Here are some notes that I took from recording engineers over the net:
a half speed job is a bit more difficult than just dropping the speed, and few are actually equipped for it. It requires specialized electronics on both the cutting lathe as well as the tape machine. It’s tougher to make adjustments during mastering, as you can’t really hear what you’re aftually doing. Wow & flutter is also greater on tape playback equipment at lower speeds, and things like tape damage and edits become much more noticeable as they basically take twice the amount of time to pass over the tape head. These things can "stick out" on playback whereas they wouldn’t on a conventionally mastered LP.
the few that still do half speed mastering actually aren’t doing half speed mastering anymore for some reason...""""
""" Half-speed mastering is a two-edged sword. One one edge, for a response of 20-20,000, the cutterhead only has to go up to 10,000, so if there are any nonlinearities in the upper range, they will be greatly reduced. Plus, if you were going to, say, 30,000 Hz (and you can, with both analog masters and vinyl) you’ll have that much more "breathing room" up there.
On the other edge of the sword, and this is a pretty sharp edge, you have to apply only half the RIAA curve when cutting the lacquer, and that’s not always easy to do.
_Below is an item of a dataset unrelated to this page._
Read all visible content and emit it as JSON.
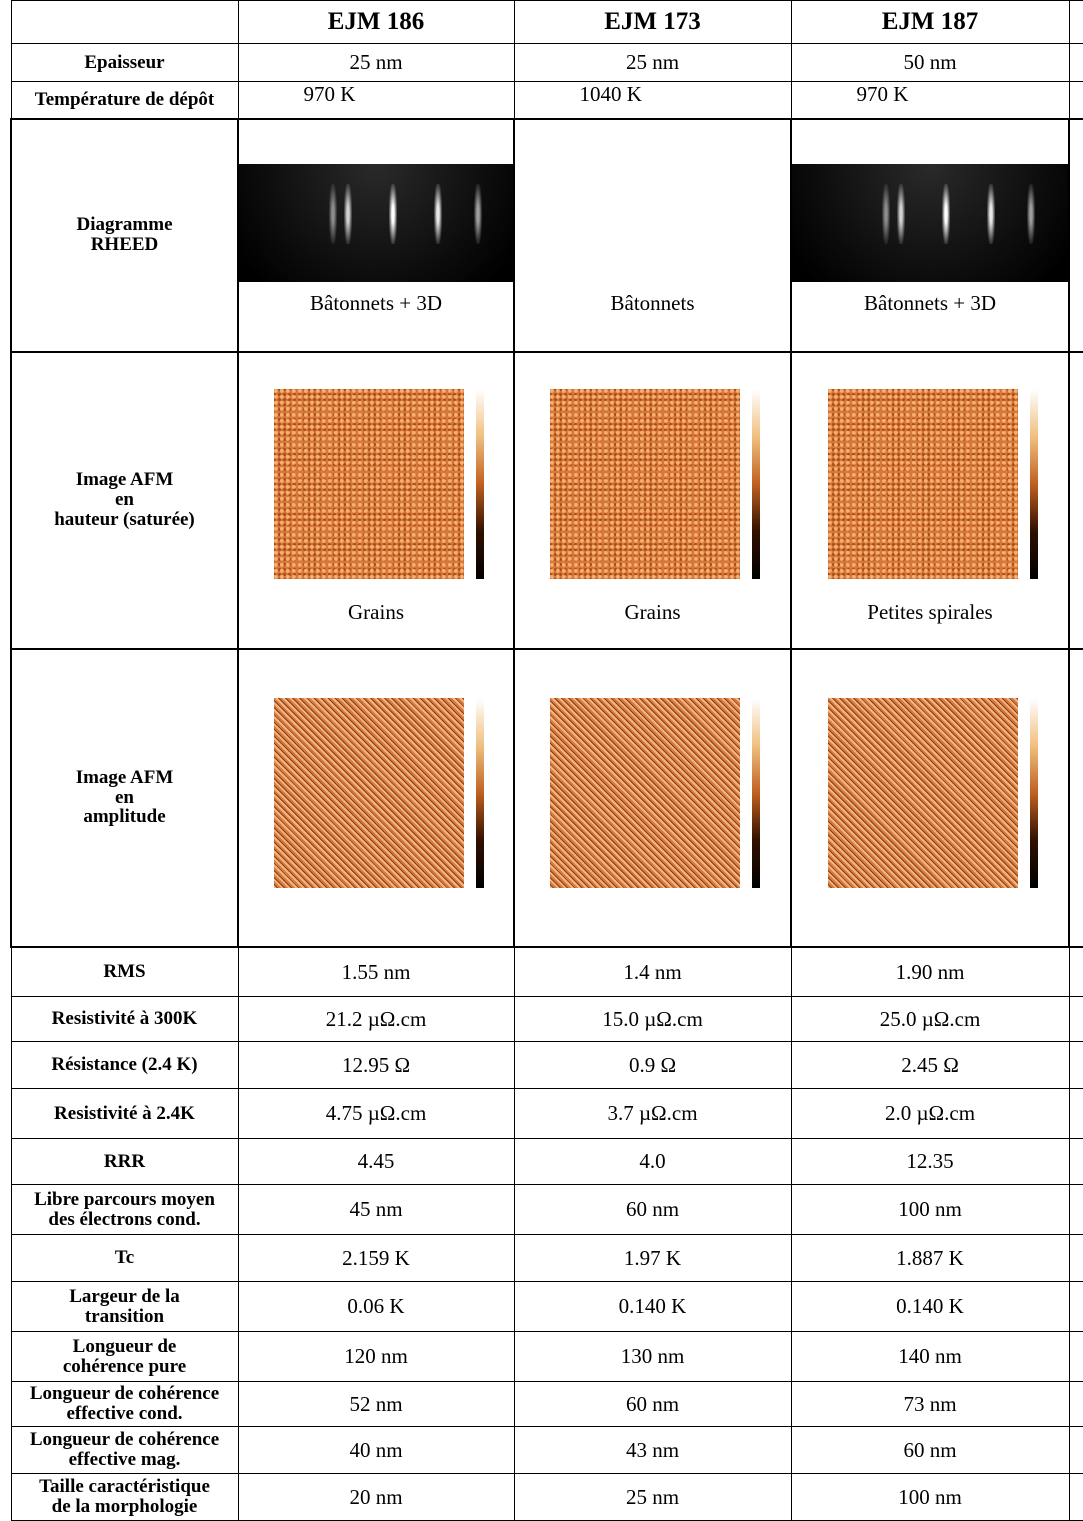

Plus, now your response for 20-20K has to go down to 10 Hz. And to make things even more fun, the response of playback heads is slightly different at 15 IPS than at 30 IPS. That’s why, generally, you’ll find 15 IPS machines set to NAB, and 30 IPS machines running IEC. """
"""" I would add that half-speed mastering was invented for RCA’s CD4 Quadradisc LP pressings in the early 1970s, when they had to figure out a way to get the 30kHz subcarrier frequency into the grooves. By reducing the cutting speed in half, they could easily get 15kHz in there with no problem.
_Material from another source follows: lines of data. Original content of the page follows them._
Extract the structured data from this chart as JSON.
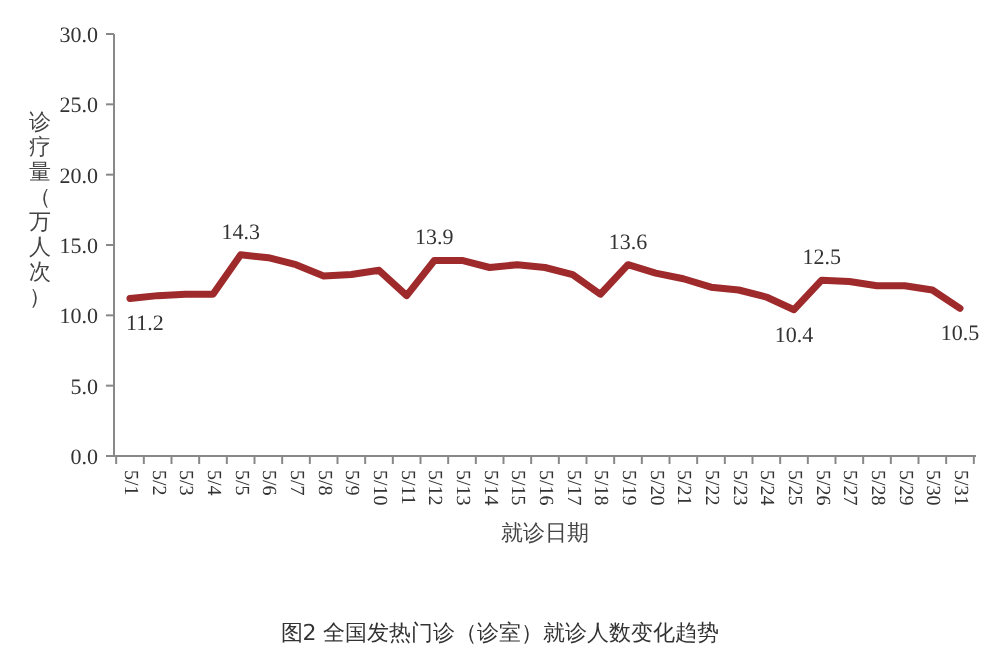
{
  "chart_data": {
    "type": "line",
    "xlabel": "就诊日期",
    "ylabel": "诊疗量（万人次）",
    "annotations": [
      "图2 全国发热门诊（诊室）就诊人数变化趋势"
    ],
    "categories": [
      "5/1",
      "5/2",
      "5/3",
      "5/4",
      "5/5",
      "5/6",
      "5/7",
      "5/8",
      "5/9",
      "5/10",
      "5/11",
      "5/12",
      "5/13",
      "5/14",
      "5/15",
      "5/16",
      "5/17",
      "5/18",
      "5/19",
      "5/20",
      "5/21",
      "5/22",
      "5/23",
      "5/24",
      "5/25",
      "5/26",
      "5/27",
      "5/28",
      "5/29",
      "5/30",
      "5/31"
    ],
    "series": [
      {
        "color": "#9e2a2b",
        "values": [
          11.2,
          11.4,
          11.5,
          11.5,
          14.3,
          14.1,
          13.6,
          12.8,
          12.9,
          13.2,
          11.4,
          13.9,
          13.9,
          13.4,
          13.6,
          13.4,
          12.9,
          11.5,
          13.6,
          13.0,
          12.6,
          12.0,
          11.8,
          11.3,
          10.4,
          12.5,
          12.4,
          12.1,
          12.1,
          11.8,
          10.5
        ],
        "value_labels": [
          "11.2",
          null,
          null,
          null,
          "14.3",
          null,
          null,
          null,
          null,
          null,
          null,
          "13.9",
          null,
          null,
          null,
          null,
          null,
          null,
          "13.6",
          null,
          null,
          null,
          null,
          null,
          "10.4",
          "12.5",
          null,
          null,
          null,
          null,
          "10.5"
        ]
      }
    ],
    "ylim": [
      0,
      30
    ],
    "yticks": [
      {
        "value": 0,
        "label": "0.0"
      },
      {
        "value": 5,
        "label": "5.0"
      },
      {
        "value": 10,
        "label": "10.0"
      },
      {
        "value": 15,
        "label": "15.0"
      },
      {
        "value": 20,
        "label": "20.0"
      },
      {
        "value": 25,
        "label": "25.0"
      },
      {
        "value": 30,
        "label": "30.0"
      }
    ],
    "grid": false,
    "marker": "none",
    "line_style": "solid"
  }
}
Somebody discovered that there were advantages to making regular stereo LPs this way, too, but as Mr. Stephens says above, this affected the RIAA curve, NAB tape playback EQ and a bunch of other stuff. I remember at the RCA cutting room I used a few times on Sunset Blvd. in the late 1970s (across from the Ceramic Dome), they had some black boxes that they would plug in-line when they needed to do half-speed mastering, plus some charts and notes on a bulletin board above the Studer A80s they used for playback """"
This is the response curve that actually gets cut into the groove. You can see that response is fairly even over only a short distance around 1,000 Hz. So for half-speed cutting, that entire curve has to be shifted down one octave, the "knee" at 500 Hz has to be lowered to 250 Hz, which when played back at normal speed would be shifted back up to 500 Hz. Which is just a matter of changing a couple of component values in the cutting amp. But, as was pointed out, you really can’t hear what effect the changes will have on the finished product until you play it. Theory is one thing, listening is another. """
""" The problems with the process are the same ones mentioned in this thread. All the equalizion had to be done trial and error in that you couldn’t monitor in real time. For records that didn’t need much help I never thought this was a big deal.
Steve and others have noted that the tonality seems to change when using 1/2 speed mastering. This may be, but when I was involved it was not my prime concern. After all, slight differences in tonality seemed like a small price to pay for the other benefits. To me, this was much like making backwards tape copies, which generally yielded better copies than straight copies """
So, the ball is on each one of us field.